Using Lagrange multipliers the resulting equations system becomes

$$\begin{aligned} \frac{\partial v_n}{x_k} = 0, \quad k = 2,\ldots ,n-1 \end{aligned}$$

and choosing \(f(x) = \displaystyle \prod _{k=2}^{n-1} (x-x_k)\) gives that in each coordinate of a critical point

$$\begin{aligned}&\frac{1}{x_k-a}+\frac{1}{x_k-b}+\frac{1}{2} \frac{f''(x_k)}{f'(x_k)}=0,&1<k<n,\\ \Leftrightarrow \quad&(1-x^2) f''(x_k) + 2 x_k f'(x_k) = 0,&1<k<n, \end{aligned}$$

and thus the left hand side of the expression must form a polynomial that can be expressed as some multiple of f(x)

$$\begin{aligned} (x-a)(x-b) f''(x) + (2 x -a -b) f'(x) - \sigma f(x)=0. \end{aligned}$$

The constant \(\sigma \) is found by considering the coefficient for \(x^{n-2}\):

$$\begin{aligned} (n-2)(n-3) + 2(n-2) - \sigma = 0 \quad \Leftrightarrow \quad \sigma = (n-2)(n-1). \end{aligned}$$

The resulting differential equation is

$$\begin{aligned} (x-a)(x-b) f''(x) + (2 x -a -b) f'(x) - (n-2)(n-1) f(x)=0. \end{aligned}$$

If we change variables according to \(y = \frac{x-a}{b-a}\) and let \(g(y) = f(y(b-a)+a)\) then the differential equation becomes

$$\begin{aligned} y (y-1) g''(y) + (2y-1) g'(y) - (n-1)(n-2) g(y) = 0 \end{aligned}$$

which we can recognize as a special case of Euler’s hypergeometric differential equation whose solution can be expressed as

$$\begin{aligned} g(y) = c \cdot _2\!F_1(1-n,n+2;1;y), \text { for some arbitrary } c \in \mathbb {R}, \end{aligned}$$

where \(_2F_1\) is the hypergeometric function [1]. In this case the hypergeometric function is a polynomial and relates to the Legendre polynomials as follows

$$\begin{aligned} _2F_1(1-n,n+2;1;y) = n!
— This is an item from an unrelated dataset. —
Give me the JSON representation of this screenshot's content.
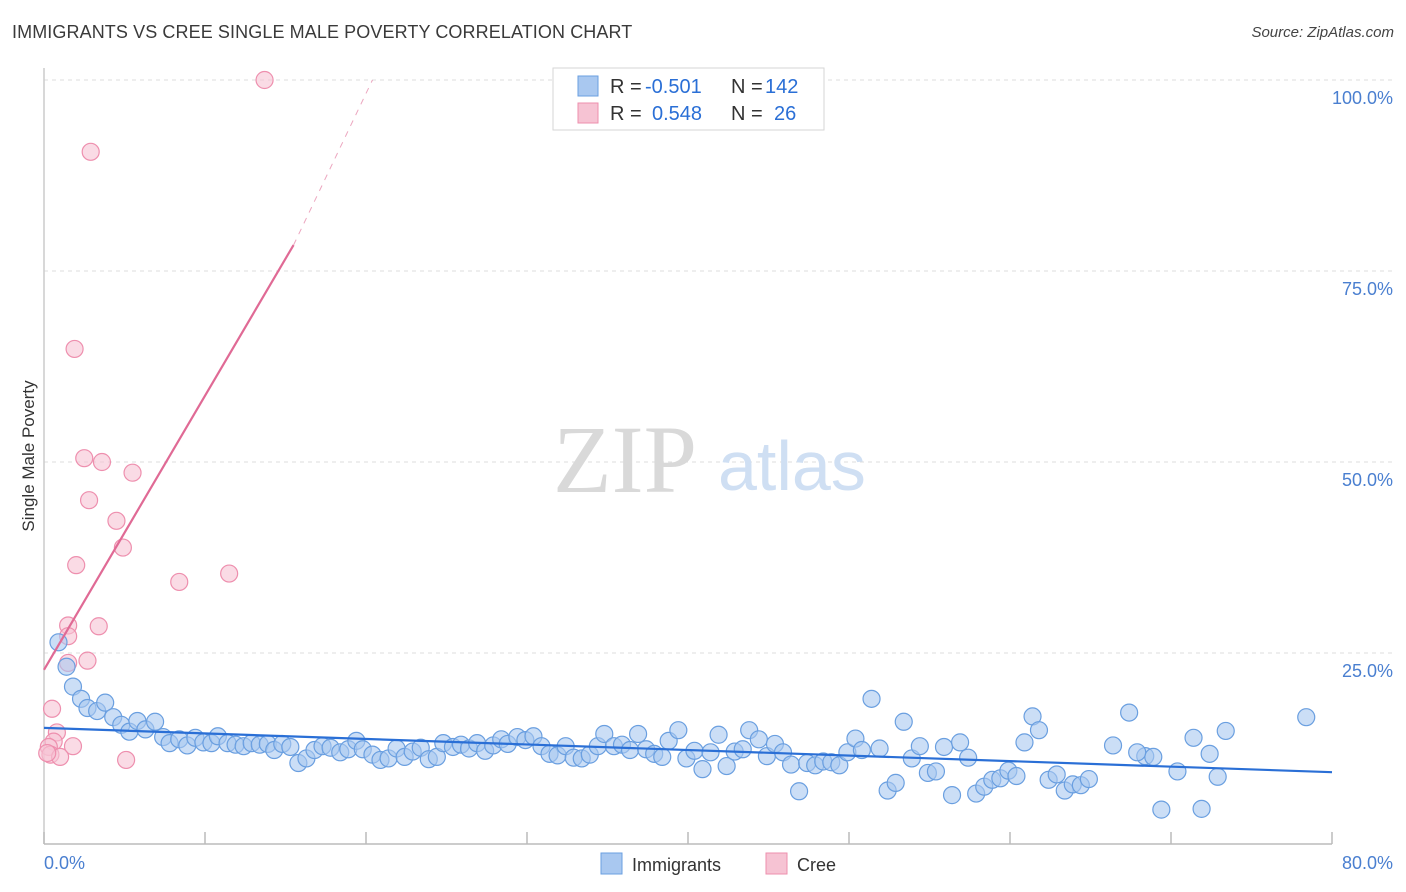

P_{n-2}(y) \end{aligned}$$

thus it is sufficient to consider the roots of \(P_{n-2}\left( \frac{x-a}{b-a}\right) \).

33.6 Conclusion

In this paper we discussed the extreme points of the Vandermonde matrix on surfaces defined implicitly by (33.3).
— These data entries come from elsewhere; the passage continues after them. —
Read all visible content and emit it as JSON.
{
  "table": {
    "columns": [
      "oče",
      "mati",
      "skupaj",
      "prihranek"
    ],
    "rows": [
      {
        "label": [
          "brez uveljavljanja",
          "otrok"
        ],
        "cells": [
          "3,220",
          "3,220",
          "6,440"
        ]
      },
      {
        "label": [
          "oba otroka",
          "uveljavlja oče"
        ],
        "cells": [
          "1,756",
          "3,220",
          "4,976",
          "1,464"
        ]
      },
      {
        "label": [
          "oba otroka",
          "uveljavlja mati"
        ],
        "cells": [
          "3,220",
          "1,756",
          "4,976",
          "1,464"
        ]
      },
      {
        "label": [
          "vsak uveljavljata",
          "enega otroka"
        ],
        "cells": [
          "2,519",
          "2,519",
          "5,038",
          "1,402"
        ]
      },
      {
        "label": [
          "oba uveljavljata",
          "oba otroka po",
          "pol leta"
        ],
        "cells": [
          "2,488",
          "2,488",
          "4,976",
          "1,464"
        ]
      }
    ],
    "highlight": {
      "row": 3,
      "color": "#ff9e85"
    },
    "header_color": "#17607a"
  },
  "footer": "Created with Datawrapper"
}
We can find polynomial expressions that has the coordinates of the extreme points as roots when the surface is a sphere or cube. We also examine how to construct similar polynomials when the surface is a sphere defined by a p-norm. A technique for rewriting the problem as a smaller number of equations is demonstrated but the resulting systems are still challenging to solve in most cases.